1. Vorsitzender: Oliver Conz

Oliver Conz wurde 1967 in Frankfurt am Main geboren. Schon im Kindergarten entdeckte er seine Begeisterung für die Vogelwelt. Das Erleben und Erfassen von heimischen Tieren ist bis heute seine Leidenschaft geblieben. Mitte der 1980er Jahre kam der aktive Einsatz im Naturschutz dazu. Zunächst im heimatlichen Kelkheim, dann im Main-Taunus-Kreis und später hessenweit. „Die Welt ein kleines bisschen besser machen“ ist sein Antrieb und Motivation für den unermüdlichen Einsatz für den Naturschutz in Hessen.

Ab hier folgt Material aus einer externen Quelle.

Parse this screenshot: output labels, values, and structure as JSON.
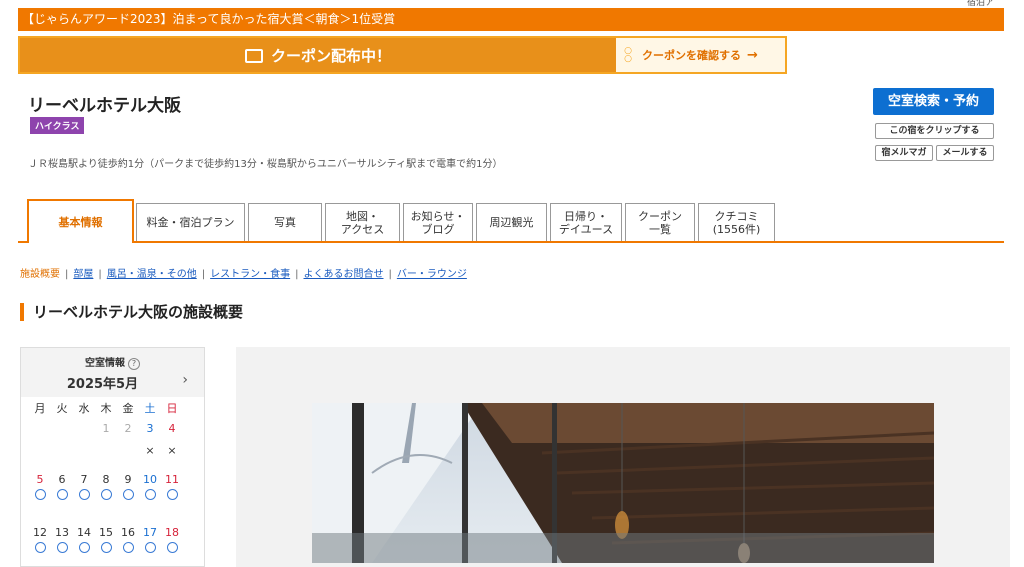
{
  "top_right_text": "宿泊ア",
  "award_text": "【じゃらんアワード2023】泊まって良かった宿大賞＜朝食＞1位受賞",
  "coupon": {
    "label": "クーポン配布中！",
    "link": "クーポンを確認する",
    "arrow": "→"
  },
  "hotel": {
    "name": "リーベルホテル大阪",
    "class": "ハイクラス",
    "access": "ＪＲ桜島駅より徒歩約1分（パークまで徒歩約13分・桜島駅からユニバーサルシティ駅まで電車で約1分）"
  },
  "buttons": {
    "search": "空室検索・予約",
    "clip": "この宿をクリップする",
    "mag": "宿メルマガ",
    "mail": "メールする"
  },
  "tabs": [
    "基本情報",
    "料金・宿泊プラン",
    "写真",
    "地図・\nアクセス",
    "お知らせ・\nブログ",
    "周辺観光",
    "日帰り・\nデイユース",
    "クーポン\n一覧",
    "クチコミ\n(1556件)"
  ],
  "subnav": {
    "current": "施設概要",
    "links": [
      "部屋",
      "風呂・温泉・その他",
      "レストラン・食事",
      "よくあるお問合せ",
      "バー・ラウンジ"
    ]
  },
  "section_title": "リーベルホテル大阪の施設概要",
  "calendar": {
    "title": "空室情報",
    "help_icon": "?",
    "month": "2025年5月",
    "next": "›",
    "weekdays": [
      "月",
      "火",
      "水",
      "木",
      "金",
      "土",
      "日"
    ],
    "week1": [
      "",
      "",
      "",
      "1",
      "2",
      "3",
      "4"
    ],
    "week1_marks": [
      "",
      "",
      "",
      "",
      "",
      "×",
      "×"
    ],
    "week2": [
      "5",
      "6",
      "7",
      "8",
      "9",
      "10",
      "11"
    ],
    "week3": [
      "12",
      "13",
      "14",
      "15",
      "16",
      "17",
      "18"
    ]
  },
  "colors": {
    "accent": "#f07800",
    "primary": "#0d6fd1",
    "badge": "#8e44ad"
  }
}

Nach dem Abitur 1987 leistete Oliver Conz seinen Zivildienst bei der HGON. Bei dem damaligen und bis heute unvergessenen HGON-Vorsitzenden Willy Bauer hatte er Anschauungsunterricht in erfolgreicher Naturschutzarbeit. Oliver Conz gehört zu den ersten Mitgliedern der Arbeitsgemeinschaft Fledermausschutz in Hessen und hat zahlreiche Aktivitäten zum Streuobstwiesenschutz im Rhein-Main-Gebiet angestoßen. Er begleitet zahlreiche Ehrenämter in Naturschutz und Ornithologie. Bei seinem Engagement kommt ihm seine kaufmännische Ausbildung und sein Jurastudium ebenso entgegen wie das breite faunistische Fachwissen. Oliver Conz ist Vater eines 2002 geborenen Sohnes.

Zur tabellarischen Kurzvita von Oliver Conz

Stellv. Vorsitzender: Wolfram Brauneis

Jahrgang 1936. Autodidakt auf dem Gebiet des Natur- und Artenschutzes. Gebietsleiter (Nordhessen) der Aktion Wanderfalken- und Uhuschutz. Nach 16 Jahren Zugehörigkeit zum Naturschutzbeirat im Regierungspräsidium in Kassel, ab 2006 Angehöriger des Landesnaturschutzbeirates beim Hessischen Umweltministerium in Wiesbaden. Zum Zwecke der übergreifenden ehrenamtlichen Naturschutzarbeit Mitglied in weiteren Naturschutzverbänden; auch außerhalb Hessens. Von 1978 bis 1993 verantwortlicher Leiter (im Werra-Meißner-Kreis) zur Durchführung des Auswilderungsprojektes zur Wiederansiedlung des Wanderfalken in Hessen. Im Jahre 1999 Verleihung des Hessischen Verdienstordens am Bande für besondere Verdienste. Kreisbeauftragter für Vogelschutz der Staatlichen Vogelschutzwarte.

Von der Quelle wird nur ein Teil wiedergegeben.